Related to Is Double Majoring Worth It for the Love of Learning and Personal Growth?

1. What is a double major?

A double major is when a student chooses to pursue two different majors or fields of study simultaneously. This means that they will complete all the required coursework for both majors and receive two separate degrees upon graduation.

2. How do I declare a double major?

The process for declaring a double major may vary depending on the specific university or college. Typically, you will need to meet with an academic advisor to discuss your options and create a plan to ensure you can complete all the necessary coursework for both majors within your desired timeframe. You may also need to fill out a formal declaration form and have it approved by the appropriate departments.

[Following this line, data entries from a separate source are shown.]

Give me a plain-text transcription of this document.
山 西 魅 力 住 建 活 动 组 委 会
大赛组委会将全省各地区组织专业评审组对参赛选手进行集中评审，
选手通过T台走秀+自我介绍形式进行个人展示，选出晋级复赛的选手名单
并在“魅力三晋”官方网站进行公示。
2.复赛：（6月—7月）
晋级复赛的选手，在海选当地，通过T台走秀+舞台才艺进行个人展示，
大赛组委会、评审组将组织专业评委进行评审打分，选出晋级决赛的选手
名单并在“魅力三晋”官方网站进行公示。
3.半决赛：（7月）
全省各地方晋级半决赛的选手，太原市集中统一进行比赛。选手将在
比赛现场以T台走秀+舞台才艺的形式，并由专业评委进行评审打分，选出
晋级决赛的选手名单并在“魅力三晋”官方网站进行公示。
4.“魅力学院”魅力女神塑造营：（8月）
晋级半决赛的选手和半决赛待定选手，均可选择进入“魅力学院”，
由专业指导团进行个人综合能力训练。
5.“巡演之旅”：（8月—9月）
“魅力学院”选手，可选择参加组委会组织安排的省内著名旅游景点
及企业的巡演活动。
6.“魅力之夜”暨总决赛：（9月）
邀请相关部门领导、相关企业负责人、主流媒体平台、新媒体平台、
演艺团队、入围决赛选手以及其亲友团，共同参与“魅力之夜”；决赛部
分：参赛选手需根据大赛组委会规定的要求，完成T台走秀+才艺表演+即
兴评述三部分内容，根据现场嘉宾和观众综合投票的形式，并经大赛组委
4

3. Can I double major in any two fields?

While some universities may have restrictions on which majors can be combined, in most cases you can choose any two majors to pursue. However, it is important to keep in mind that some majors may have more stringent requirements or may not align well with each other, making it difficult to complete both in a timely manner.

4. How will a double major benefit me?

Pursuing a double major can offer a variety of benefits, including a broader knowledge base and skill set, increased job opportunities, and the ability to explore multiple interests. It can also be a great way to stand out in a competitive job market and demonstrate your dedication and academic versatility.

5. Will a double major require me to take more classes?

In most cases, pursuing a double major will require you to take more classes than if you were to only pursue one major. However, some universities may allow you to count certain classes towards both majors, which can help reduce the number of courses you need to take. It is important to carefully plan out your course load and make sure you can handle the workload before committing to a double major.